I look at the reverse wooden tear and think that I do like it and that I want it for myself.
“I can’t pay” I tell him, stroking it gently with my thumb.
He looks at my bags as if to ask for a trade.
“Blankets for when it’s cold” I tell him, “nothing else.”
“You can pay” he says reassuringly.
He rubs my shoulder as if trying to warm me but the summer air is already warm.
“I will close my shop for the night. You can come home with me and pay me there,” He says.
He begins to pack his wooden objects in a rolling wooden suitcase.
I think he must find me trustworthy, that he would leave his creation in my hand while he busies himself. I think I could just run away with my little wooden wonder, but I don’t.
He begins to pull the suitcase by a T-shaped handle.
I pull a splinter from my thumb and follow.
“I made it myself” he says, eyes twinkling.

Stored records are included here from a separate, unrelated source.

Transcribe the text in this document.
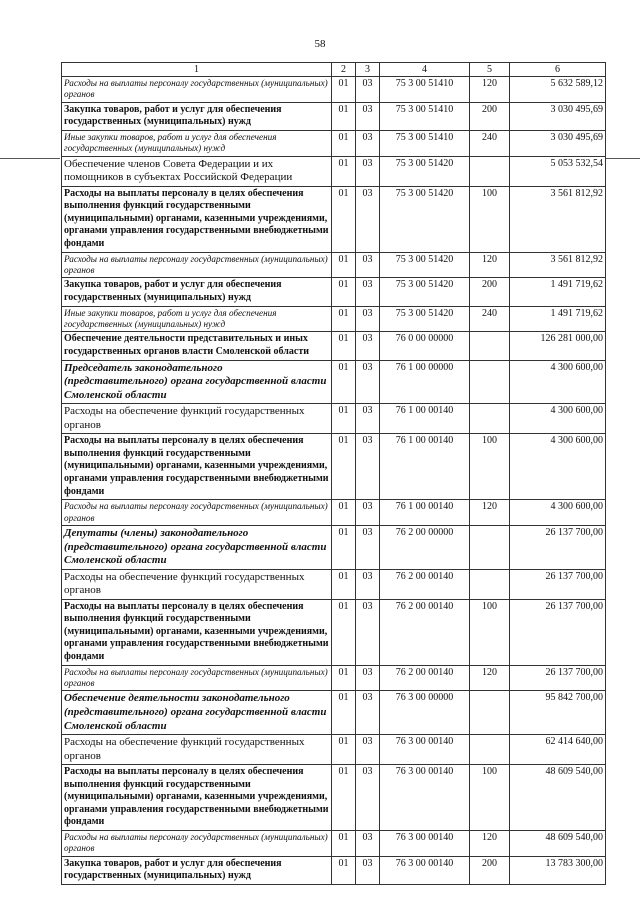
58
1	2	3	4	5	6
Расходы на выплаты персоналу государственных (муниципальных) органов	01	03	75 3 00 51410	120	5 632 589,12
Закупка товаров, работ и услуг для обеспечения государственных (муниципальных) нужд	01	03	75 3 00 51410	200	3 030 495,69
Иные закупки товаров, работ и услуг для обеспечения государственных (муниципальных) нужд	01	03	75 3 00 51410	240	3 030 495,69
Обеспечение членов Совета Федерации и их помощников в субъектах Российской Федерации	01	03	75 3 00 51420		5 053 532,54
Расходы на выплаты персоналу в целях обеспечения выполнения функций государственными (муниципальными) органами, казенными учреждениями, органами управления государственными внебюджетными фондами	01	03	75 3 00 51420	100	3 561 812,92
Расходы на выплаты персоналу государственных (муниципальных) органов	01	03	75 3 00 51420	120	3 561 812,92
Закупка товаров, работ и услуг для обеспечения государственных (муниципальных) нужд	01	03	75 3 00 51420	200	1 491 719,62
Иные закупки товаров, работ и услуг для обеспечения государственных (муниципальных) нужд	01	03	75 3 00 51420	240	1 491 719,62
Обеспечение деятельности представительных и иных государственных органов власти Смоленской области	01	03	76 0 00 00000		126 281 000,00
Председатель законодательного (представительного) органа государственной власти Смоленской области	01	03	76 1 00 00000		4 300 600,00
Расходы на обеспечение функций государственных органов	01	03	76 1 00 00140		4 300 600,00
Расходы на выплаты персоналу в целях обеспечения выполнения функций государственными (муниципальными) органами, казенными учреждениями, органами управления государственными внебюджетными фондами	01	03	76 1 00 00140	100	4 300 600,00
Расходы на выплаты персоналу государственных (муниципальных) органов	01	03	76 1 00 00140	120	4 300 600,00
Депутаты (члены) законодательного (представительного) органа государственной власти Смоленской области	01	03	76 2 00 00000		26 137 700,00
Расходы на обеспечение функций государственных органов	01	03	76 2 00 00140		26 137 700,00
Расходы на выплаты персоналу в целях обеспечения выполнения функций государственными (муниципальными) органами, казенными учреждениями, органами управления государственными внебюджетными фондами	01	03	76 2 00 00140	100	26 137 700,00
Расходы на выплаты персоналу государственных (муниципальных) органов	01	03	76 2 00 00140	120	26 137 700,00
Обеспечение деятельности законодательного (представительного) органа государственной власти Смоленской области	01	03	76 3 00 00000		95 842 700,00
Расходы на обеспечение функций государственных органов	01	03	76 3 00 00140		62 414 640,00
Расходы на выплаты персоналу в целях обеспечения выполнения функций государственными (муниципальными) органами, казенными учреждениями, органами управления государственными внебюджетными фондами	01	03	76 3 00 00140	100	48 609 540,00
Расходы на выплаты персоналу государственных (муниципальных) органов	01	03	76 3 00 00140	120	48 609 540,00
Закупка товаров, работ и услуг для обеспечения государственных (муниципальных) нужд	01	03	76 3 00 00140	200	13 783 300,00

I watch the suitcase bounce along the brick road, propelled by its lopsided wheels, imagining the wooden objects inside smashing against each other ceaselessly.
* * *
When I come up from under the covers he is already sleeping. I stay hovering over him for a moment on all fours, watching his peaceful breathing, then roll delicately to one side. I lay on my back next to him and on the ceiling I read the words: “Thank God For Oral” in squiggly black letters. The words shock me and I quickly raise my hand to my lips to check that I haven’t smudged my lip gloss. When I touch my bare, chapped lips I smile. I nearly forgot myself. I look back at the words on the ceiling and I think they are funny because they imply that I have not actually had sex with this man and that this is somehow important. I have to smother my laughter with my own hands so as not to wake him. Thankfully the words fade before I make too much noise.
I slide quietly off the bed and slip back into my sundress. I take the reverse tear drop from his night stand slowly and carefully, indulging in the sensation of it in my hand, enjoying it even more now that it’s mine. I put it in the smaller of my two bags, feeling grateful. The old man is sleeping peacefully and I feel glad. As I leave his one room apartment I wonder if it would be alright to stay, but decide that this would be imposing and close the wooden door quietly behind me.
The woman in the apartment to the right is peeking through a crack in her brick door. She has pink curlers in her pure white hair and a flat, pretty face. Her big blue eyes widen as I turn to look at her.
“Come back any time” she says sweetly, her face frozen.
Her expression and her cleanness remind me of the other me, how she might have looked if she had reached that age and seen a girl like me pass through a wooden door. She must be a very nice lady. Sad though, to live behind a brick door all your life, with a heart so easily troubled.